Certain recombinant proteins and synthetic peptides mimic natural bone growth substances and these may be added to a device that is surgically implanted in a patient with a bone defect to promote new bone growth or to replace or heal existing bone. The FDA has approved devices such as Medtronic Infuse for orthopedic and dental use only in patients over the age of 18 who have finished growing (skeletal mature). The labeling for each product provides the specific indications for use. The FDA has not evaluated the safety and effectiveness of these devices in patients under age 18, whose skeletons are considered immature. Any product that affects bone growth could negatively impact skeletal development by altering normal bone formation and growth, especially if implanted near open growth plates, the FDA explains.

The FDA has received reports of serious injuries, including excess bone growth, fluid accumulation, inhibited bone healing, and swelling. While these events are also reported in patients over 18, they are of greater concern in patients whose bones are still growing and vital organs and tissues are closer together than in a body that has finished growing. Small changes to one organ/tissue in a growing body can have serious effects on another, the FDA says.

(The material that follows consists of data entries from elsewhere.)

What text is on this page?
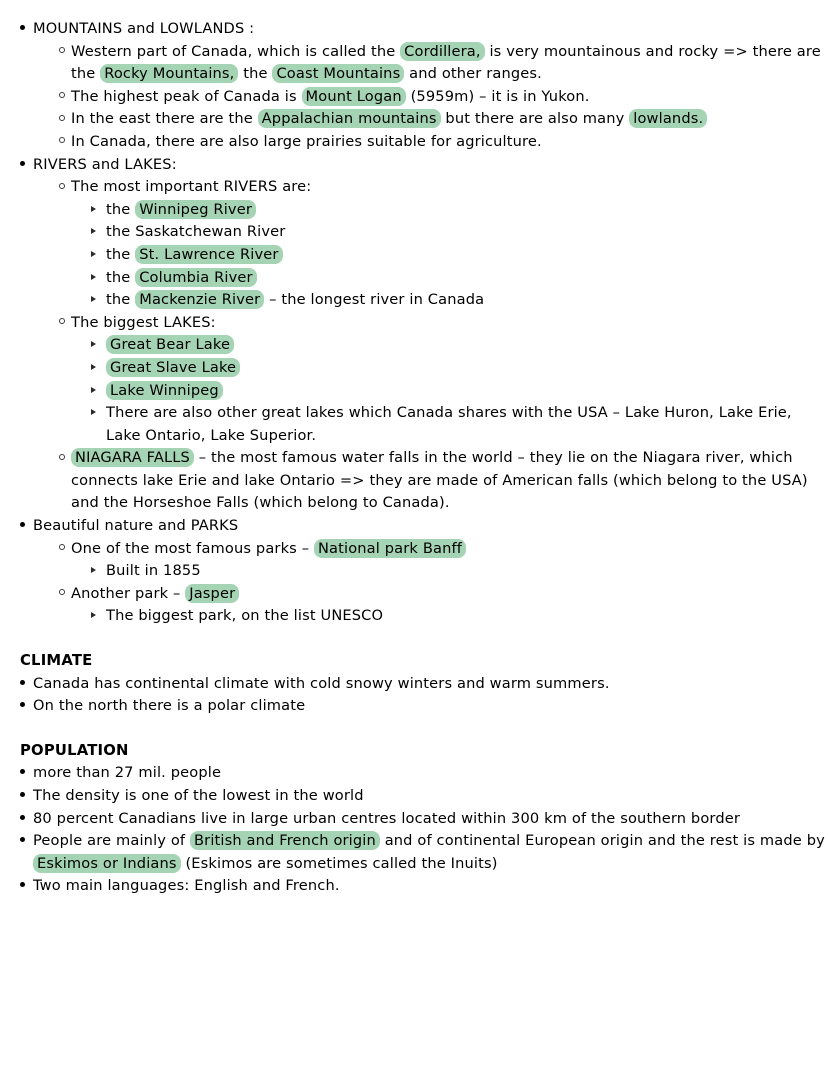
MOUNTAINS and LOWLANDS :
Western part of Canada, which is called the Cordillera, is very mountainous and rocky => there are the Rocky Mountains, the Coast Mountains and other ranges.
The highest peak of Canada is Mount Logan (5959m) – it is in Yukon.
In the east there are the Appalachian mountains but there are also many lowlands.
In Canada, there are also large prairies suitable for agriculture.
RIVERS and LAKES:
The most important RIVERS are:
the Winnipeg River
the Saskatchewan River
the St. Lawrence River
the Columbia River
the Mackenzie River – the longest river in Canada
The biggest LAKES:
Great Bear Lake
Great Slave Lake
Lake Winnipeg
There are also other great lakes which Canada shares with the USA – Lake Huron, Lake Erie, Lake Ontario, Lake Superior.
NIAGARA FALLS – the most famous water falls in the world – they lie on the Niagara river, which connects lake Erie and lake Ontario => they are made of American falls (which belong to the USA) and the Horseshoe Falls (which belong to Canada).
Beautiful nature and PARKS
One of the most famous parks – National park Banff
Built in 1855
Another park – Jasper
The biggest park, on the list UNESCO
CLIMATE
Canada has continental climate with cold snowy winters and warm summers.
On the north there is a polar climate
POPULATION
more than 27 mil. people
The density is one of the lowest in the world
80 percent Canadians live in large urban centres located within 300 km of the southern border
People are mainly of British and French origin and of continental European origin and the rest is made by Eskimos or Indians (Eskimos are sometimes called the Inuits)
Two main languages: English and French.
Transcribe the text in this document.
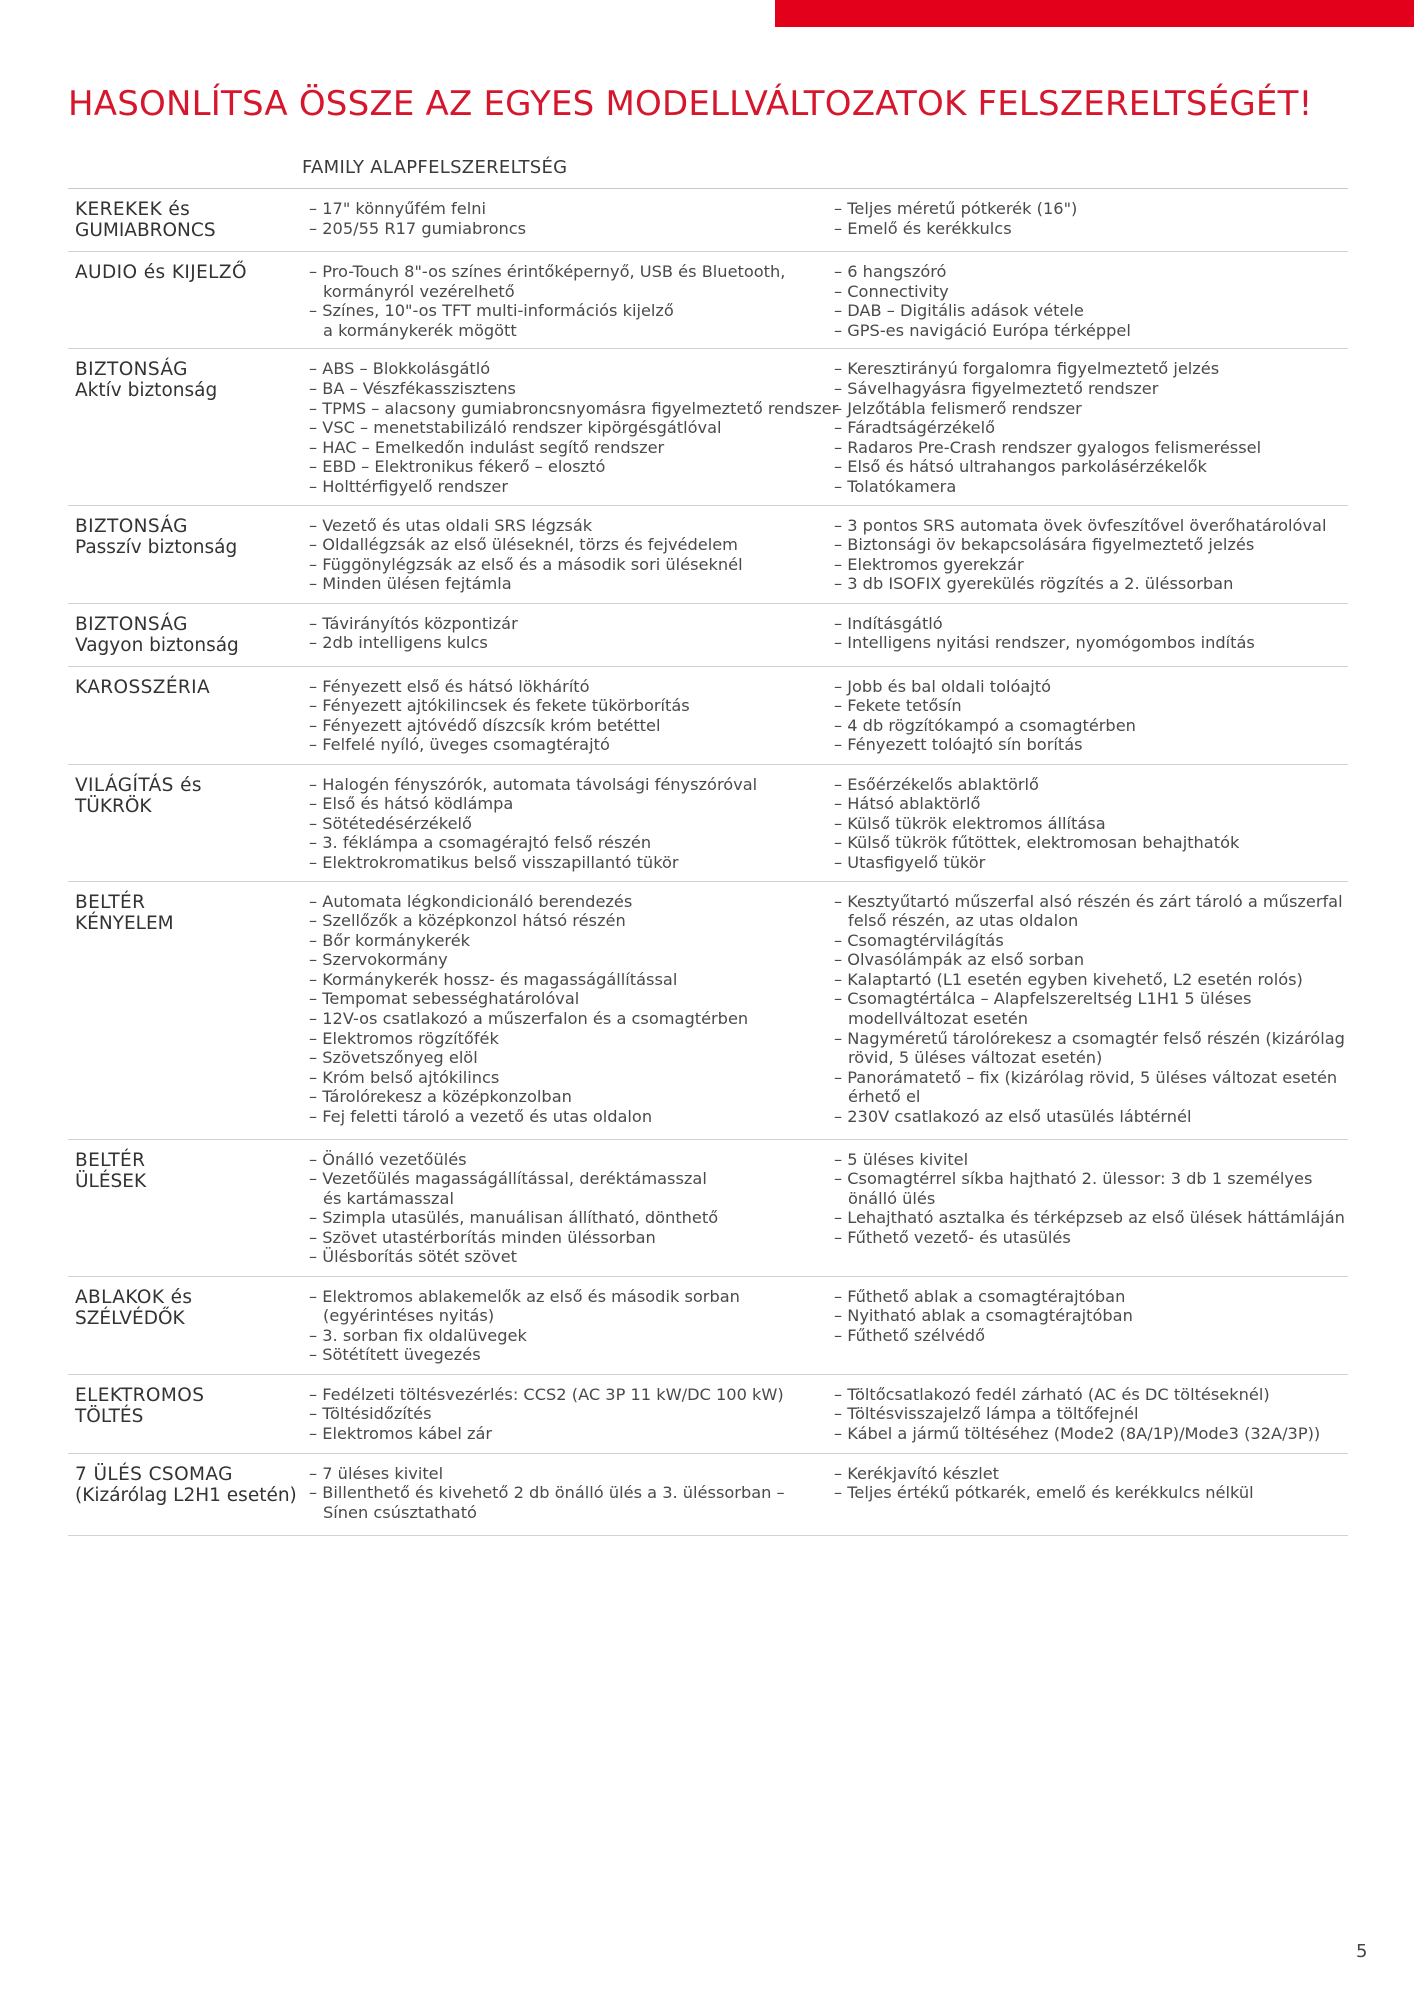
HASONLÍTSA ÖSSZE AZ EGYES MODELLVÁLTOZATOK FELSZERELTSÉGÉT!
FAMILY ALAPFELSZERELTSÉG
KEREKEK és
GUMIABRONCS
– 17" könnyűfém felni
– 205/55 R17 gumiabroncs
– Teljes méretű pótkerék (16")
– Emelő és kerékkulcs
AUDIO és KIJELZŐ	– Pro-Touch 8"-os színes érintőképernyő, USB és Bluetooth,
kormányról vezérelhető
– Színes, 10"-os TFT multi-információs kijelző
a kormánykerék mögött
– 6 hangszóró
– Connectivity
– DAB – Digitális adások vétele
– GPS-es navigáció Európa térképpel
BIZTONSÁG
Aktív biztonság
– ABS – Blokkolásgátló
– BA – Vészfékasszisztens
– TPMS – alacsony gumiabroncsnyomásra figyelmeztető rendszer
– VSC – menetstabilizáló rendszer kipörgésgátlóval
– HAC – Emelkedőn indulást segítő rendszer
– EBD – Elektronikus fékerő – elosztó
– Holttérfigyelő rendszer
– Keresztirányú forgalomra figyelmeztető jelzés
– Sávelhagyásra figyelmeztető rendszer
– Jelzőtábla felismerő rendszer
– Fáradtságérzékelő
– Radaros Pre-Crash rendszer gyalogos felismeréssel
– Első és hátsó ultrahangos parkolásérzékelők
– Tolatókamera
BIZTONSÁG
Passzív biztonság
– Vezető és utas oldali SRS légzsák
– Oldallégzsák az első üléseknél, törzs és fejvédelem
– Függönylégzsák az első és a második sori üléseknél
– Minden ülésen fejtámla
– 3 pontos SRS automata övek övfeszítővel överőhatárolóval
– Biztonsági öv bekapcsolására figyelmeztető jelzés
– Elektromos gyerekzár
– 3 db ISOFIX gyerekülés rögzítés a 2. üléssorban
BIZTONSÁG
Vagyon biztonság
– Távirányítós központizár
– 2db intelligens kulcs
– Indításgátló
– Intelligens nyitási rendszer, nyomógombos indítás
KAROSSZÉRIA	– Fényezett első és hátsó lökhárító
– Fényezett ajtókilincsek és fekete tükörborítás
– Fényezett ajtóvédő díszcsík króm betéttel
– Felfelé nyíló, üveges csomagtérajtó
– Jobb és bal oldali tolóajtó
– Fekete tetősín
– 4 db rögzítókampó a csomagtérben
– Fényezett tolóajtó sín borítás
VILÁGÍTÁS és
TÜKRÖK
– Halogén fényszórók, automata távolsági fényszóróval
– Első és hátsó ködlámpa
– Sötétedésérzékelő
– 3. féklámpa a csomagérajtó felső részén
– Elektrokromatikus belső visszapillantó tükör
– Esőérzékelős ablaktörlő
– Hátsó ablaktörlő
– Külső tükrök elektromos állítása
– Külső tükrök fűtöttek, elektromosan behajthatók
– Utasfigyelő tükör
BELTÉR
KÉNYELEM
– Automata légkondicionáló berendezés
– Szellőzők a középkonzol hátsó részén
– Bőr kormánykerék
– Szervokormány
– Kormánykerék hossz- és magasságállítással
– Tempomat sebességhatárolóval
– 12V-os csatlakozó a műszerfalon és a csomagtérben
– Elektromos rögzítőfék
– Szövetszőnyeg elöl
– Króm belső ajtókilincs
– Tárolórekesz a középkonzolban
– Fej feletti tároló a vezető és utas oldalon
– Kesztyűtartó műszerfal alsó részén és zárt tároló a műszerfal
felső részén, az utas oldalon
– Csomagtérvilágítás
– Olvasólámpák az első sorban
– Kalaptartó (L1 esetén egyben kivehető, L2 esetén rolós)
– Csomagtértálca – Alapfelszereltség L1H1 5 üléses
modellváltozat esetén
– Nagyméretű tárolórekesz a csomagtér felső részén (kizárólag
rövid, 5 üléses változat esetén)
– Panorámatető – fix (kizárólag rövid, 5 üléses változat esetén
érhető el
– 230V csatlakozó az első utasülés lábtérnél
BELTÉR
ÜLÉSEK
– Önálló vezetőülés
– Vezetőülés magasságállítással, deréktámasszal
és kartámasszal
– Szimpla utasülés, manuálisan állítható, dönthető
– Szövet utastérborítás minden üléssorban
– Ülésborítás sötét szövet
– 5 üléses kivitel
– Csomagtérrel síkba hajtható 2. ülessor: 3 db 1 személyes
önálló ülés
– Lehajtható asztalka és térképzseb az első ülések háttámláján
– Fűthető vezető- és utasülés
ABLAKOK és
SZÉLVÉDŐK
– Elektromos ablakemelők az első és második sorban
(egyérintéses nyitás)
– 3. sorban fix oldalüvegek
– Sötétített üvegezés
– Fűthető ablak a csomagtérajtóban
– Nyitható ablak a csomagtérajtóban
– Fűthető szélvédő
ELEKTROMOS
TÖLTÉS
– Fedélzeti töltésvezérlés: CCS2 (AC 3P 11 kW/DC 100 kW)
– Töltésidőzítés
– Elektromos kábel zár
– Töltőcsatlakozó fedél zárható (AC és DC töltéseknél)
– Töltésvisszajelző lámpa a töltőfejnél
– Kábel a jármű töltéséhez (Mode2 (8A/1P)/Mode3 (32A/3P))
7 ÜLÉS CSOMAG
(Kizárólag L2H1 esetén)
– 7 üléses kivitel
– Billenthető és kivehető 2 db önálló ülés a 3. üléssorban –
Sínen csúsztatható
– Kerékjavító készlet
– Teljes értékű pótkarék, emelő és kerékkulcs nélkül
5
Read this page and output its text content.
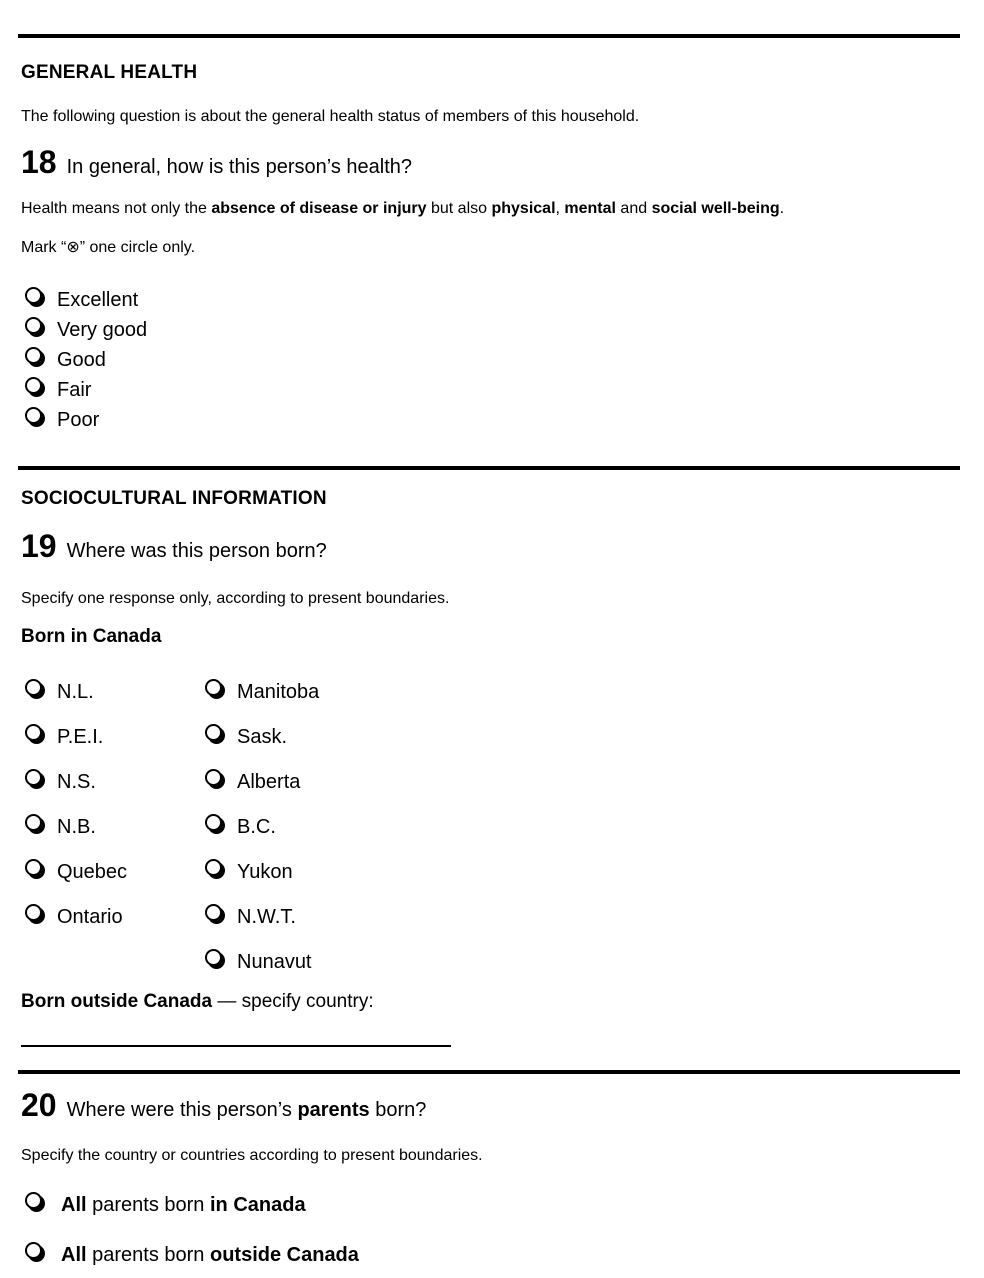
GENERAL HEALTH
The following question is about the general health status of members of this household.
18 In general, how is this person’s health?
Health means not only the absence of disease or injury but also physical, mental and social well-being.
Mark “⊗” one circle only.
Excellent
Very good
Good
Fair
Poor
SOCIOCULTURAL INFORMATION
19 Where was this person born?
Specify one response only, according to present boundaries.
Born in Canada
N.L.
P.E.I.
N.S.
N.B.
Quebec
Ontario
Manitoba
Sask.
Alberta
B.C.
Yukon
N.W.T.
Nunavut
Born outside Canada — specify country:
20 Where were this person’s parents born?
Specify the country or countries according to present boundaries.
All parents born in Canada
All parents born outside Canada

Parents or guardians should contact their physician if a child treated with these products experiences  fever, swelling, rash, pain, or physical changes near the implantation site.

Because there are limited treatment options for patients under 18 with significant bone defects or rare bone disorders, healthcare providers may determine that these products are the best or only option. But the FDA advises doctors to consider other options—for example, grafting bone from another part of the patient’s body or bone transplanted from another person—before using bone graft substitutes containing recombinant proteins or synthetic peptides.